1. James D. Frary’s “Giant Corkscrew.” According to Kenneth Cope’s book Kitchen Collectibles, Frary was only in business from 1888-1890. Thus far Cope’s book is the only reference that I have found for Frary’s corkscrews. The Giant, and other Frary corkscrews, are pictured on pages 89-90.
2. James D. Frary’s Fifth Avenue bar screw. Marked FRARY PATENT APD FOR 5 AVENUE (ref. O’Leary Appendix One, Meadows p. 127, and Cope p. 89).
3. Robert Murphy Boston corkscrew with frame. Marked, R. Murphy Boston. In Nugent’s 1990 article, he explained that “An extremely rare example uses the frame of the Challenge and Victor with a T-handled corkscrew.” If you haven’t a copy of his article, you can access it on my website at http://www.vintagecorkscrews.com/murphycorkscrews.htm
4. Everett Irving Rogers, Jr’s 1926 patented opener with corkscrew (American D 69,235). Unmarked. (ref. Bull’s Figural Corkscrews, p. 268, O’Leary update). The patent drawing doesn’t show a corkscrew.
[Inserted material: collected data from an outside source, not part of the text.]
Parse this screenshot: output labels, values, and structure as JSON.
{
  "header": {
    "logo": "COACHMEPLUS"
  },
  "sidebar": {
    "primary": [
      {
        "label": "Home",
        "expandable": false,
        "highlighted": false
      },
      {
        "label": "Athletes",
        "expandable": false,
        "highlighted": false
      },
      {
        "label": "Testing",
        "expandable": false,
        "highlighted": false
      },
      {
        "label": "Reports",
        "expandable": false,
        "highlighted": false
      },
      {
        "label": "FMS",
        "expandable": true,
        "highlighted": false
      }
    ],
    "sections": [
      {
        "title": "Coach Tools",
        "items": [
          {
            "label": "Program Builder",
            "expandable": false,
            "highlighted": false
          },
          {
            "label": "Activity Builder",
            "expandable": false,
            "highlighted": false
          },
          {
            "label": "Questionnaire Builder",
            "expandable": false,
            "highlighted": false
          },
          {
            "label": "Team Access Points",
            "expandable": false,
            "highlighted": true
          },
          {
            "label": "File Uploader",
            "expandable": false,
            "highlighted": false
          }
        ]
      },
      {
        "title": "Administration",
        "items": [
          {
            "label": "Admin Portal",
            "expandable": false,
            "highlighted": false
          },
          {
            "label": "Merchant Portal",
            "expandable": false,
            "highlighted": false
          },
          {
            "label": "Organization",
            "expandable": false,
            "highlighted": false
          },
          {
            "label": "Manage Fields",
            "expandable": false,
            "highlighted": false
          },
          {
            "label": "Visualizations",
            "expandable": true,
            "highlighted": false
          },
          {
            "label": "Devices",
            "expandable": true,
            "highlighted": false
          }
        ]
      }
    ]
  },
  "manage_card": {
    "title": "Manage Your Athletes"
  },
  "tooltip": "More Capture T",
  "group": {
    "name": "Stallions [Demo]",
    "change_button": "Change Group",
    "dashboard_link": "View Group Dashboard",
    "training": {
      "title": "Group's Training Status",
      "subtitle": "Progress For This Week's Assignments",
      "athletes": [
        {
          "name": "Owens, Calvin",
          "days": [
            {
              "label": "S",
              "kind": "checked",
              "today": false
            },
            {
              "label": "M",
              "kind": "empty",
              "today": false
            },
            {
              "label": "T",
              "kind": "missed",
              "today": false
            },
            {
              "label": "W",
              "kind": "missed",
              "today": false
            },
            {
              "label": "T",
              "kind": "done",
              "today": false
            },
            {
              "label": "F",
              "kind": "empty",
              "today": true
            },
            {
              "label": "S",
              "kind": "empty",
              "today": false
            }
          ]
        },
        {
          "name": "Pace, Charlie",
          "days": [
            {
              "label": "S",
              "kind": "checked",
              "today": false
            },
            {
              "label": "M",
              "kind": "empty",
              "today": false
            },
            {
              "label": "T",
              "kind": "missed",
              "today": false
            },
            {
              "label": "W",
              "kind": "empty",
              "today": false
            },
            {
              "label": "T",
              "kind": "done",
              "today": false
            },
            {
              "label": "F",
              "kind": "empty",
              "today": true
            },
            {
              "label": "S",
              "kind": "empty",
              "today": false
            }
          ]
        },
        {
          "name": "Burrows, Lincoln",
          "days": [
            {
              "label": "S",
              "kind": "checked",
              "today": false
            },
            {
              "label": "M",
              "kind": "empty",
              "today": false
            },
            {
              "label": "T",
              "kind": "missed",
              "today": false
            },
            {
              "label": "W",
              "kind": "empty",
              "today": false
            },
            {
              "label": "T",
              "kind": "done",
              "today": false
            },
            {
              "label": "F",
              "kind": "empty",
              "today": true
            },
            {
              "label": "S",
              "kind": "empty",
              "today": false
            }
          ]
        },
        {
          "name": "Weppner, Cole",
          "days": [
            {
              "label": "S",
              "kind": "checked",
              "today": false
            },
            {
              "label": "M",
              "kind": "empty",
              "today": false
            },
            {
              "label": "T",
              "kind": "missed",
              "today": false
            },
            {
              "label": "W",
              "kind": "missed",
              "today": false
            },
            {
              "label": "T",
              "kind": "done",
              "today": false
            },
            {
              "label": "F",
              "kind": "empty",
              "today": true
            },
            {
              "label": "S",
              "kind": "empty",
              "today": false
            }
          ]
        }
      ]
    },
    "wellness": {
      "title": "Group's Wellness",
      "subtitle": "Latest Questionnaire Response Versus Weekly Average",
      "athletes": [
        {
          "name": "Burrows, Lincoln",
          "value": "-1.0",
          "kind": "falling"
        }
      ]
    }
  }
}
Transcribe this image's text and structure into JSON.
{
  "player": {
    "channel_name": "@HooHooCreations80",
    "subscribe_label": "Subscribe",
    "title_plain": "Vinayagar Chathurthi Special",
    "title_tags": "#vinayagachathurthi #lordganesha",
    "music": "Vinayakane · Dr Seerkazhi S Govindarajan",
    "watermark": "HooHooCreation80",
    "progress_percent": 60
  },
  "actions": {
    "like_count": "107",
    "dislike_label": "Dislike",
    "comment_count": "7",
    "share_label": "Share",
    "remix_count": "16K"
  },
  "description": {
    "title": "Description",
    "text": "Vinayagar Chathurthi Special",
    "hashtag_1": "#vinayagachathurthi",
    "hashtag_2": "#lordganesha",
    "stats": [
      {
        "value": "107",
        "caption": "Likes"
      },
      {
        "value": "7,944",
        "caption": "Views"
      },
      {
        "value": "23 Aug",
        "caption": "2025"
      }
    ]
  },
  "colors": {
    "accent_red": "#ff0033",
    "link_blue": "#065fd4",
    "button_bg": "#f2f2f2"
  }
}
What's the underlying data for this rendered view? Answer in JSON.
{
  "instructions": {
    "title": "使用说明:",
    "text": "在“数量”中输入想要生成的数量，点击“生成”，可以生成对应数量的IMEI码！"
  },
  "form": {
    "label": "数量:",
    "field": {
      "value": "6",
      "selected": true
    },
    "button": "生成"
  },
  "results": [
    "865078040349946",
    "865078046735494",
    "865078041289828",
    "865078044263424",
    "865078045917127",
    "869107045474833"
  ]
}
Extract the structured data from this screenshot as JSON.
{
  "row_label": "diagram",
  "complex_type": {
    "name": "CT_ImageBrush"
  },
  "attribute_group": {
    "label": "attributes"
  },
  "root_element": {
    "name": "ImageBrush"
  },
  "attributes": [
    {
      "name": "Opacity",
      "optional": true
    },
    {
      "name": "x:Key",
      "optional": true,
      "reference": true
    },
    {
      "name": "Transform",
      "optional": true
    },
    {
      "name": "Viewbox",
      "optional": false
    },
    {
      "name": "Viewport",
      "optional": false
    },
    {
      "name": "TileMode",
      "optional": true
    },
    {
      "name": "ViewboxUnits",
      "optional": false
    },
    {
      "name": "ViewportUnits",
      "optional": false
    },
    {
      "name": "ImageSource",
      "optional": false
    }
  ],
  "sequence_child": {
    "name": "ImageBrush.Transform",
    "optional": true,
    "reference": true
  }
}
5. William Johnson’s 1930 patented cork puller (American #1,779,170). Marked PAT. JAN 19. 1926–for Johnson’s earlier patent #1,570,306, (ref. O’Leary, 1994, p. 145)
6. Oversized Williamson bell corkscrew. At the 2010 ICCA AGM, Paul Luchsinger presented evidence that the oversized Walker and Williamson were designed to pull a cork from a demijohn of Welch’s juice.
A good year of collecting. And, who knows what will turn up next!